Physics Floats Your Boat


Makayla Thomas

Ian Jones and Seth Villanueva paddle across the SJHHS pool in their hand made boat hoping to finish with the best time for the five extra credit points.

Cardboard and water are not two terms ordinarily used side by side, but in the final Physics project this year at SJHHS they went hand in hand. On June 3rd, Mr. Trumble’s physics class  tested the very first physics boat project where students had to sail across the pool in a cardboard boat capable of keeping them afloat.

The design of the vessel must apply the scientific principles of stability, thrust, center of flotation, as well as Archimede’s principle. This principle states that an object placed in water will be forced up due to the displacement of the water, shown by the boat in the water. Beroulli’s Principle is also used, meaning the speed of an object on water decreases the pressure.  These are lessons physics students have learned throughout the course and are now able to apply to an exciting hands on project.

To construct the boat, students can only use cardboard, duct tape,  and water proof paint, but can not use anything that can enhance the structure or performance of the boat such as construction paper or plastic.

Owen Grulkowsi shared his plans for his boat design, which is a six foot long rectangular design with a pointed nose that was built to maximize structural support, sturdiness, and keep the water out. Grulkowsi’s boat can support both his partner and himself and they will either make paddles or use their hands to propel their vessel forward. The boat with the best time will be rewarded five extra credit points and bragging rights. “We just went for it and hopefully it will work out good” said Grulkowsi.

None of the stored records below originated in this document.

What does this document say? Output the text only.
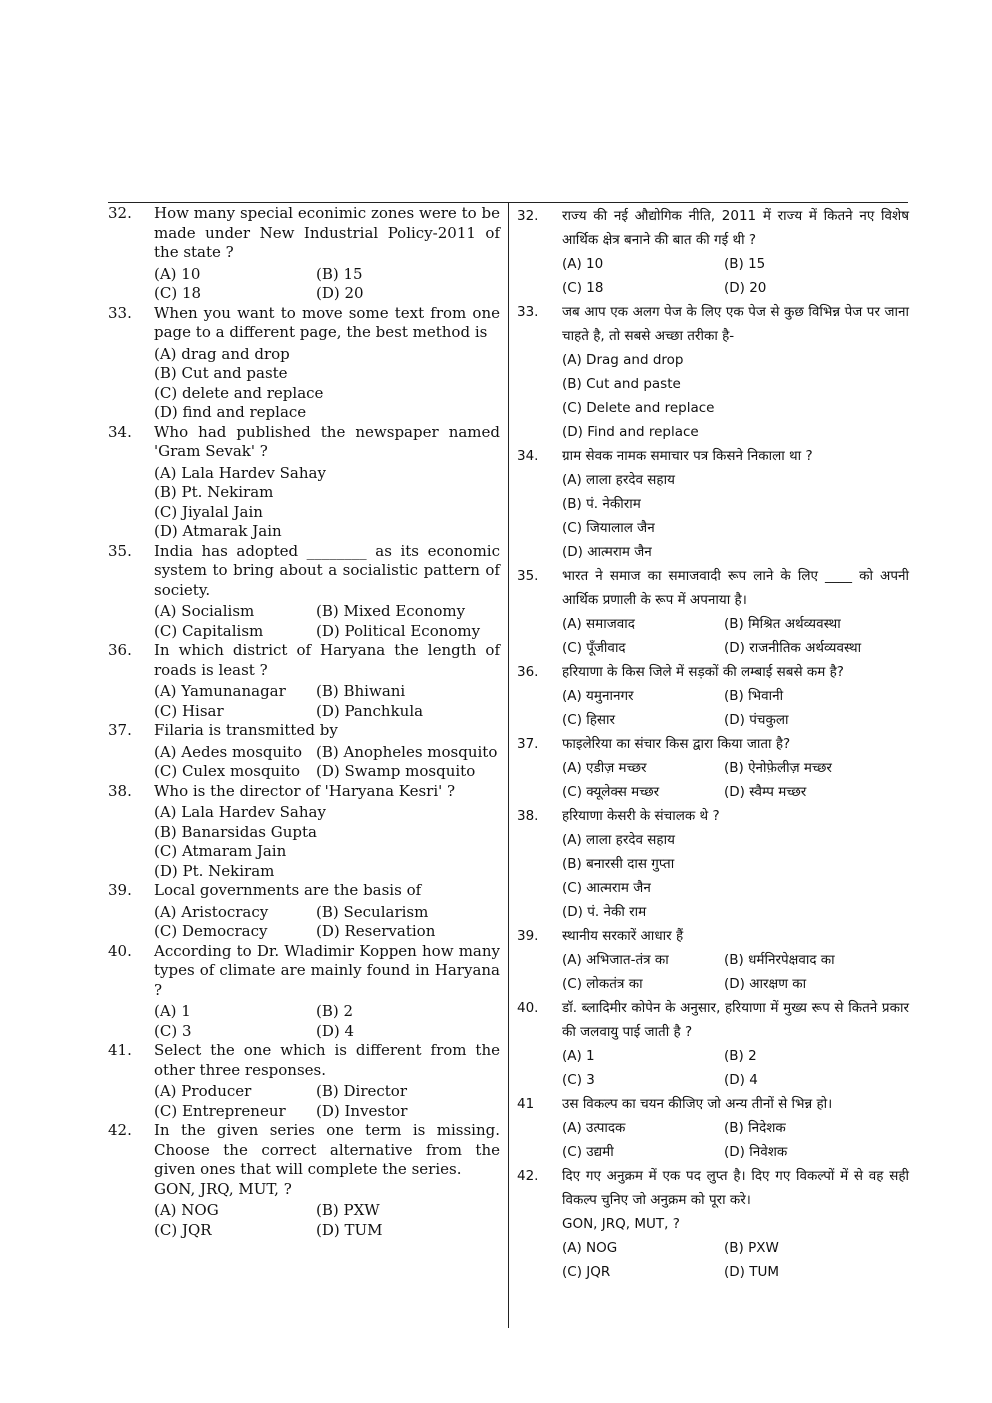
32. How many special econimic zones were to be made under New Industrial Policy-2011 of the state ?
(A) 10	(B) 15
(C) 18	(D) 20
33. When you want to move some text from one page to a different page, the best method is
(A) drag and drop
(B) Cut and paste
(C) delete and replace
(D) find and replace
34. Who had published the newspaper named 'Gram Sevak' ?
(A) Lala Hardev Sahay
(B) Pt. Nekiram
(C) Jiyalal Jain
(D) Atmarak Jain
35. India has adopted ________ as its economic system to bring about a socialistic pattern of society.
(A) Socialism	(B) Mixed Economy
(C) Capitalism	(D) Political Economy
36. In which district of Haryana the length of roads is least ?
(A) Yamunanagar	(B) Bhiwani
(C) Hisar	(D) Panchkula
37. Filaria is transmitted by
(A) Aedes mosquito (B) Anopheles mosquito
(C) Culex mosquito	(D) Swamp mosquito
38. Who is the director of 'Haryana Kesri' ?
(A) Lala Hardev Sahay
(B) Banarsidas Gupta
(C) Atmaram Jain
(D) Pt. Nekiram
39. Local governments are the basis of
(A) Aristocracy	(B) Secularism
(C) Democracy	(D) Reservation
40. According to Dr. Wladimir Koppen how many types of climate are mainly found in Haryana ?
(A) 1	(B) 2
(C) 3	(D) 4
41. Select the one which is different from the other three responses.
(A) Producer	(B) Director
(C) Entrepreneur	(D) Investor
42. In the given series one term is missing. Choose the correct alternative from the given ones that will complete the series.
GON, JRQ, MUT, ?
(A) NOG	(B) PXW
(C) JQR	(D) TUM
32. राज्य की नई औद्योगिक नीति, 2011 में राज्य में कितने नए विशेष आर्थिक क्षेत्र बनाने की बात की गई थी ?
(A) 10	(B) 15
(C) 18	(D) 20
33. जब आप एक अलग पेज के लिए एक पेज से कुछ विभिन्न पेज पर जाना चाहते है, तो सबसे अच्छा तरीका है-
(A) Drag and drop
(B) Cut and paste
(C) Delete and replace
(D) Find and replace
34. ग्राम सेवक नामक समाचार पत्र किसने निकाला था ?
(A) लाला हरदेव सहाय
(B) पं. नेकीराम
(C) जियालाल जैन
(D) आत्मराम जैन
35. भारत ने समाज का समाजवादी रूप लाने के लिए ____ को अपनी आर्थिक प्रणाली के रूप में अपनाया है।
(A) समाजवाद	(B) मिश्रित अर्थव्यवस्था
(C) पूँजीवाद	(D) राजनीतिक अर्थव्यवस्था
36. हरियाणा के किस जिले में सड़कों की लम्बाई सबसे कम है?
(A) यमुनानगर	(B) भिवानी
(C) हिसार	(D) पंचकुला
37. फाइलेरिया का संचार किस द्वारा किया जाता है?
(A) एडीज़ मच्छर	(B) ऐनोफ़ेलीज़ मच्छर
(C) क्यूलेक्स मच्छर	(D) स्वैम्प मच्छर
38. हरियाणा केसरी के संचालक थे ?
(A) लाला हरदेव सहाय
(B) बनारसी दास गुप्ता
(C) आत्मराम जैन
(D) पं. नेकी राम
39. स्थानीय सरकारें आधार हैं
(A) अभिजात-तंत्र का	(B) धर्मनिरपेक्षवाद का
(C) लोकतंत्र का	(D) आरक्षण का
40. डॉ. ब्लादिमीर कोपेन के अनुसार, हरियाणा में मुख्य रूप से कितने प्रकार की जलवायु पाई जाती है ?
(A) 1	(B) 2
(C) 3	(D) 4
41 उस विकल्प का चयन कीजिए जो अन्य तीनों से भिन्न हो।
(A) उत्पादक	(B) निदेशक
(C) उद्यमी	(D) निवेशक
42. दिए गए अनुक्रम में एक पद लुप्त है। दिए गए विकल्पों में से वह सही विकल्प चुनिए जो अनुक्रम को पूरा करे।
GON, JRQ, MUT, ?
(A) NOG	(B) PXW
(C) JQR	(D) TUM
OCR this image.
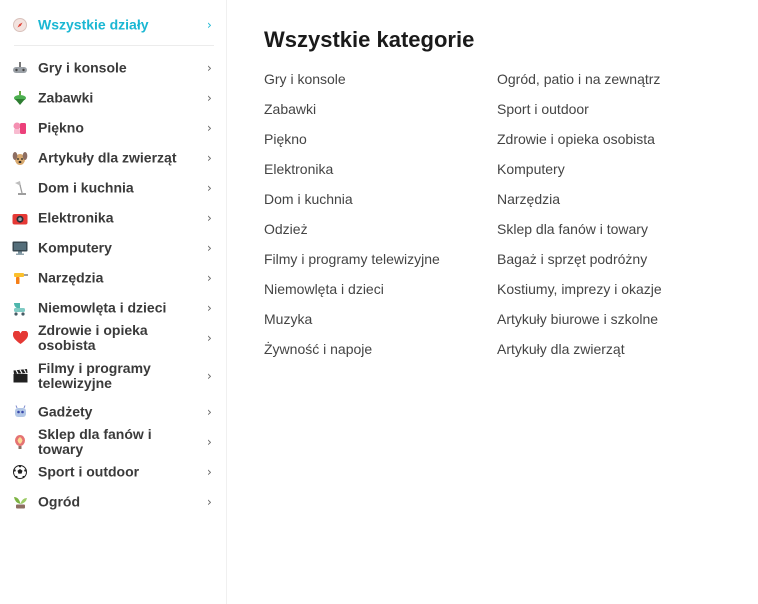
Wszystkie działy	›
Gry i konsole	›
Zabawki	›
Piękno	›
Artykuły dla zwierząt	›
Dom i kuchnia	›
Elektronika	›
Komputery	›
Narzędzia	›
Niemowlęta i dzieci	›
Zdrowie i opieka osobista	›
Filmy i programy telewizyjne	›
Gadżety	›
Sklep dla fanów i towary	›
Sport i outdoor	›
Ogród	›
Wszystkie kategorie
Gry i konsole
Zabawki
Piękno
Elektronika
Dom i kuchnia
Odzież
Filmy i programy telewizyjne
Niemowlęta i dzieci
Muzyka
Żywność i napoje
Ogród, patio i na zewnątrz
Sport i outdoor
Zdrowie i opieka osobista
Komputery
Narzędzia
Sklep dla fanów i towary
Bagaż i sprzęt podróżny
Kostiumy, imprezy i okazje
Artykuły biurowe i szkolne
Artykuły dla zwierząt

Haley Blatman is in the process of designing a boat with her partner that is similar to Grulkowsi’s as it is also six feet long, but has more of a long, narrow shape. “Cardboard, tape, and paint. We’re allowed to use different types of paint so long as it’s not toxic or won’t float off into the pool” said Blatman.

Though in past years of  experiments at Canyon High School, students have “dressed up in costumes relating to boats or even opposing schools or sports teams” said Trumble. Also at Canyon High School, after a 35 year old physic boat tradition they had over 500 people on the pool deck watching the action take place. Trumble claimed this year’s project is a test run and could possibly turn out to be something bigger in years to come.

Students are required to build their boat at home, and then the day the project takes place they will sit in their boat and then will be timed as they paddle their boat across the pool-if their boat even makes it! “It’s hard because not everyone can contribute, but so far I am confident in my project,” states Christina Farias.